Satyajit Rout

54 - Why do we tend to go with the tried and tested for big decisions?

30-04-2023

Habit Building

We often hawk ourselves like potatoes when it matters. Even when we’re zucchini or asparagus or anything but a potato. Why?

Say you’re a professional sportsman. Consider two scenarios.

One: You get, spread over a year, 10 separate chances to prove your worth. But you don’t know before an opportunity if there’ll be another after that.

Two: You get, and you’re told this at the start, a guaranteed stretch of ten chances to show your mettle.

For the first scenario:

You are cagey.

You play well within your limit.

You hope to tick all the boxes because you think all matter.

Multiply this ten times.

For the second:

You are relaxed.

You show off the bits that make you, you.

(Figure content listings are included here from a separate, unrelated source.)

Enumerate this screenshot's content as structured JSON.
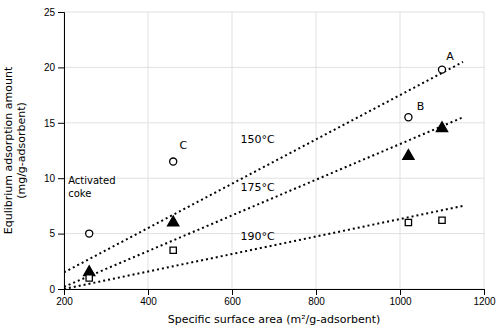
{
  "chart_data": {
    "type": "scatter",
    "xlabel": "Specific surface area (m²/g-adsorbent)",
    "ylabel": "Equlibrium adsorption amount\n(mg/g-adsorbent)",
    "xlim": [
      200,
      1200
    ],
    "ylim": [
      0,
      25
    ],
    "xticks": [
      200,
      400,
      600,
      800,
      1000,
      1200
    ],
    "yticks": [
      0,
      5,
      10,
      15,
      20,
      25
    ],
    "grid": true,
    "series": [
      {
        "type": "line",
        "line_style": "dotted",
        "color": "#000000",
        "x": [
          200,
          1150
        ],
        "values": [
          1.5,
          20.5
        ]
      },
      {
        "type": "line",
        "line_style": "dotted",
        "color": "#000000",
        "x": [
          200,
          1150
        ],
        "values": [
          0.2,
          15.5
        ]
      },
      {
        "type": "line",
        "line_style": "dotted",
        "color": "#000000",
        "x": [
          200,
          1150
        ],
        "values": [
          0.0,
          7.5
        ]
      },
      {
        "type": "scatter",
        "marker": "circle-open",
        "color": "#000000",
        "x": [
          260,
          460,
          1020,
          1100
        ],
        "values": [
          5.0,
          11.5,
          15.5,
          19.8
        ]
      },
      {
        "type": "scatter",
        "marker": "triangle",
        "color": "#000000",
        "x": [
          260,
          460,
          1020,
          1100
        ],
        "values": [
          1.5,
          6.0,
          12.0,
          14.5
        ]
      },
      {
        "type": "scatter",
        "marker": "square-open",
        "color": "#000000",
        "x": [
          260,
          460,
          1020,
          1100
        ],
        "values": [
          1.0,
          3.5,
          6.0,
          6.2
        ]
      }
    ],
    "annotations": [
      {
        "text": "150°C",
        "x": 620,
        "y": 13.5
      },
      {
        "text": "175°C",
        "x": 620,
        "y": 9.2
      },
      {
        "text": "190°C",
        "x": 620,
        "y": 4.8
      },
      {
        "text": "A",
        "x": 1110,
        "y": 21.0
      },
      {
        "text": "B",
        "x": 1040,
        "y": 16.5
      },
      {
        "text": "C",
        "x": 475,
        "y": 13.0
      },
      {
        "text": "Activated\ncoke",
        "x": 210,
        "y": 9.2
      }
    ]
  }
}
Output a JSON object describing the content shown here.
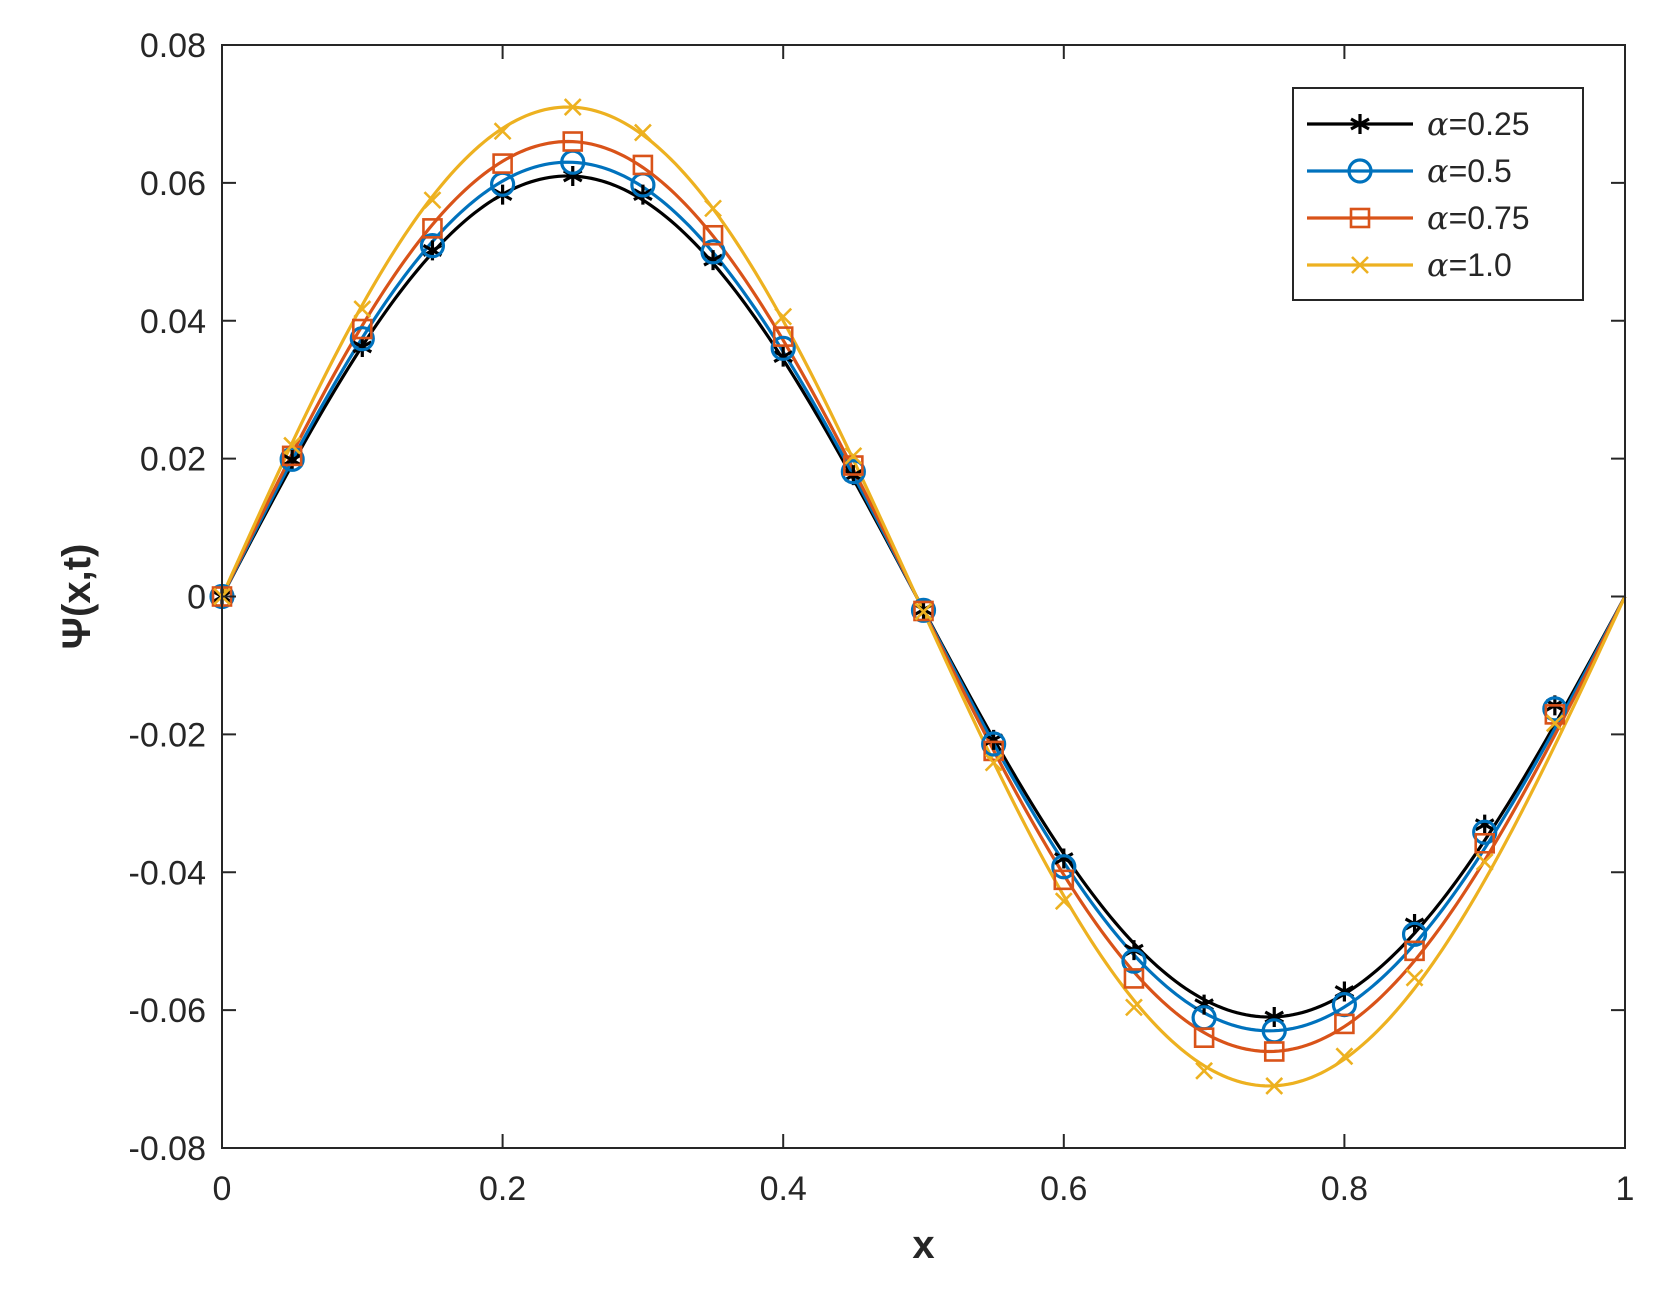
{
  "chart_data": {
    "type": "line",
    "title": "",
    "xlabel": "x",
    "ylabel": "Ψ(x,t)",
    "xlim": [
      0,
      1
    ],
    "ylim": [
      -0.08,
      0.08
    ],
    "xticks": [
      0,
      0.2,
      0.4,
      0.6,
      0.8,
      1
    ],
    "yticks": [
      -0.08,
      -0.06,
      -0.04,
      -0.02,
      0,
      0.02,
      0.04,
      0.06,
      0.08
    ],
    "xtick_labels": [
      "0",
      "0.2",
      "0.4",
      "0.6",
      "0.8",
      "1"
    ],
    "ytick_labels": [
      "-0.08",
      "-0.06",
      "-0.04",
      "-0.02",
      "0",
      "0.02",
      "0.04",
      "0.06",
      "0.08"
    ],
    "grid": false,
    "legend_position": "top-right",
    "marker_x": [
      0,
      0.05,
      0.1,
      0.15,
      0.2,
      0.25,
      0.3,
      0.35,
      0.4,
      0.45,
      0.5,
      0.55,
      0.6,
      0.65,
      0.7,
      0.75,
      0.8,
      0.85,
      0.9,
      0.95
    ],
    "series": [
      {
        "name": "α=0.25",
        "legend_symbol": "α",
        "legend_value": "=0.25",
        "amplitude": 0.061,
        "phase": 0.005,
        "color": "#000000",
        "marker": "asterisk",
        "values": [
          0,
          0.0198,
          0.0362,
          0.0502,
          0.0583,
          0.061,
          0.0583,
          0.0488,
          0.0348,
          0.0176,
          -0.0019,
          -0.0208,
          -0.038,
          -0.0513,
          -0.0592,
          -0.061,
          -0.0573,
          -0.0475,
          -0.0331,
          -0.0158
        ]
      },
      {
        "name": "α=0.5",
        "legend_symbol": "α",
        "legend_value": "=0.5",
        "amplitude": 0.063,
        "phase": 0.005,
        "color": "#0072BD",
        "marker": "circle",
        "values": [
          0,
          0.0199,
          0.0374,
          0.0509,
          0.0598,
          0.063,
          0.0597,
          0.05,
          0.036,
          0.0181,
          -0.002,
          -0.0214,
          -0.0392,
          -0.0529,
          -0.0611,
          -0.063,
          -0.0592,
          -0.049,
          -0.0342,
          -0.0163
        ]
      },
      {
        "name": "α=0.75",
        "legend_symbol": "α",
        "legend_value": "=0.75",
        "amplitude": 0.066,
        "phase": 0.005,
        "color": "#D95319",
        "marker": "square",
        "values": [
          0,
          0.0204,
          0.0388,
          0.0534,
          0.0628,
          0.066,
          0.0626,
          0.0524,
          0.0377,
          0.019,
          -0.0021,
          -0.0224,
          -0.0411,
          -0.0554,
          -0.064,
          -0.066,
          -0.062,
          -0.0514,
          -0.0358,
          -0.0171
        ]
      },
      {
        "name": "α=1.0",
        "legend_symbol": "α",
        "legend_value": "=1.0",
        "amplitude": 0.071,
        "phase": 0.005,
        "color": "#EDB120",
        "marker": "x",
        "values": [
          0,
          0.0219,
          0.0417,
          0.0575,
          0.0675,
          0.071,
          0.0673,
          0.0563,
          0.0406,
          0.0204,
          -0.0022,
          -0.0241,
          -0.0442,
          -0.0596,
          -0.0688,
          -0.071,
          -0.0667,
          -0.0553,
          -0.0385,
          -0.0184
        ]
      }
    ]
  }
}
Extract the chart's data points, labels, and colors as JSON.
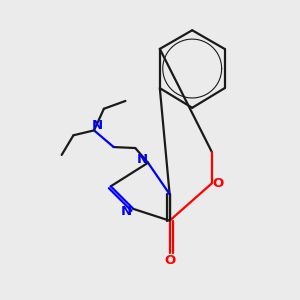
{
  "background_color": "#ebebeb",
  "bond_color": "#1a1a1a",
  "nitrogen_color": "#0000ff",
  "oxygen_color": "#ff0000",
  "line_width": 1.6,
  "fig_width": 3.0,
  "fig_height": 3.0,
  "xlim": [
    0,
    10
  ],
  "ylim": [
    0,
    10
  ]
}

You accept you can’t tick all the boxes.

Multiply this ten times.

If you’re familiar with the first scenario, you would know that this gravitating to conformity applies to any important decision. You want your dream house–you want it roomy, in the right neighborhood, within your budget, and so on. You want your dream job–you show a bit of everything mentioned in the job description.

Your need for security is real any time you feel opportunity is scarce. But everyone else feels the same fear too. All of you want to be in this delicious recipe and each of you has chosen to be a potato. Because that is the safest bet.

Two lessons:

👉For up and comers, popularity is a great social-proof measure to reduce uncertainty. Yet, if the majority goes with the popular choice, it creates competition. How can you beat the trap?

Find the one thing you are an outlier at and find someone who needs that most. That way, even if you get just one chance and you have a bad day, your bad is likely to still beat others’ best (margin of safety). If you don’t know what your ‘hip pocket skill’ is, it’s worth finding that out first. Listen to Indra Nooyi explaining what it is.

👉Leaders need to be careful about assessing anyone over one project, one hire, one campaign, one try.

The excellent Wait But Why blog says, ‘In life, you usually don’t get good at something until you’ve done it a bunch of times.’ It would be a wonderful world where the starry-eyed didn’t need permission to try, and therefore to get better. So it is left to the leaders, to either be gatekeepers or enablers.

The idea that your best chance to win is by coloring within the lines is a false construct. It has to be. Because if you look around you’ll notice that the word needs many things. Not just potatoes.